Where Fox hopes to stop fees from increasing at all, Thompson seems more resigned to a coming change in the way Irish students pay for their education and has said he would be open to seeing the Australian scheme being adopted, although that does not match the current SU mandate.
Both candidates stress the importance of cooperation with the University on a number of issues, but it is unclear if either of them have the necessary experience to know what to do if negotiations break down.
Thompson hopes to open more libraries than just the James Joyce on Sundays. While his proposal to re-allocate hour from other days might be accepted as it would not increase labour costs, it may not fix the problem, but just move the problem around to a different time to where it currently is.
Fox’s most ambitious goal is arguably her intention to have UCD issue a separate transcript for extra-curricular activities, such as a student’s involvement in societies and sports clubs.
There is certainly a theme this year of the two candidates proposing ideas that have been proposed (and failed) many times before. While it is true that there has been a change in the management structure of the University, a lot of the hurdles to things such as a 24-hour study area are still in place.

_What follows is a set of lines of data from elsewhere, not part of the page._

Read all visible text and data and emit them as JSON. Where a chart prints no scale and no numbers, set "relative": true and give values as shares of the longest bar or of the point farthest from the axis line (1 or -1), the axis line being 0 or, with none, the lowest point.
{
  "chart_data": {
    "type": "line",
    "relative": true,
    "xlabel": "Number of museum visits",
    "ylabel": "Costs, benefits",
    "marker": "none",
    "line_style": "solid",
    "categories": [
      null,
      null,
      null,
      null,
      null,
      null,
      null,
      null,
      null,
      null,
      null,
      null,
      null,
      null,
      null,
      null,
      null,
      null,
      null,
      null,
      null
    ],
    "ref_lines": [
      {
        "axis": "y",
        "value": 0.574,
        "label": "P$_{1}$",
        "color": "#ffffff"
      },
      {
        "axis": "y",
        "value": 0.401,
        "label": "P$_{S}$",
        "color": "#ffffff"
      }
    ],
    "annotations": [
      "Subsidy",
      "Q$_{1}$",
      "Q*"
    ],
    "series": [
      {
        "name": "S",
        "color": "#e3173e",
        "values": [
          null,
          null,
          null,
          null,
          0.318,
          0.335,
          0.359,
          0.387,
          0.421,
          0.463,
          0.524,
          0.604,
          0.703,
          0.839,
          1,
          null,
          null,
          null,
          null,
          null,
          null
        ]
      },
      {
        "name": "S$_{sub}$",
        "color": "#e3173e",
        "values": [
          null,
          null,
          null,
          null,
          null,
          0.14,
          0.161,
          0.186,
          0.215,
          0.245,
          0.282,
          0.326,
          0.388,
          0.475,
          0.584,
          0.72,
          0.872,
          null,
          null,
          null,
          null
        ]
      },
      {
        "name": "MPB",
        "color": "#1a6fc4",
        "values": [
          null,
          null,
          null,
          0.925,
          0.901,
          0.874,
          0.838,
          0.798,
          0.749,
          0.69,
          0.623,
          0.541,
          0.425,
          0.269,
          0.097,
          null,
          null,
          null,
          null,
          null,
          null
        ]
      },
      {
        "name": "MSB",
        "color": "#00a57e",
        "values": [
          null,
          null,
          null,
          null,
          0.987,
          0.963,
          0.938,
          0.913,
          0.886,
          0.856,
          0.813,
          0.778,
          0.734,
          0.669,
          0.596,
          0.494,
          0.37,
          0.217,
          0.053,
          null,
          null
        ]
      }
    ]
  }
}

One of the biggest criticisms of the previous Education Officers has been their lack of visibility on campus. Fox hopes to become more visible by posting “viral videos” to “highlight issues”, although she admits this is a bit vague. Her idea of holding an education clinic every fortnight in every building seems a little ambitious, but it is a step in the right direction.
Thompson, meanwhile, does not give much information on this in his manifesto beyond the seemingly compulsory claim that he will have more office hours and will be “open and available” to students who need him. He appears to believe that giving more responsibility to class reps will held counteract this.
In what has traditionally been a low-key position in the Union, we have two candidates who have so far failed to make themselves stand out. With low voter turnout already an issue for the Union, it’s hard to imagine either of these candidates inspiring the notoriously apathetic UCD student populace.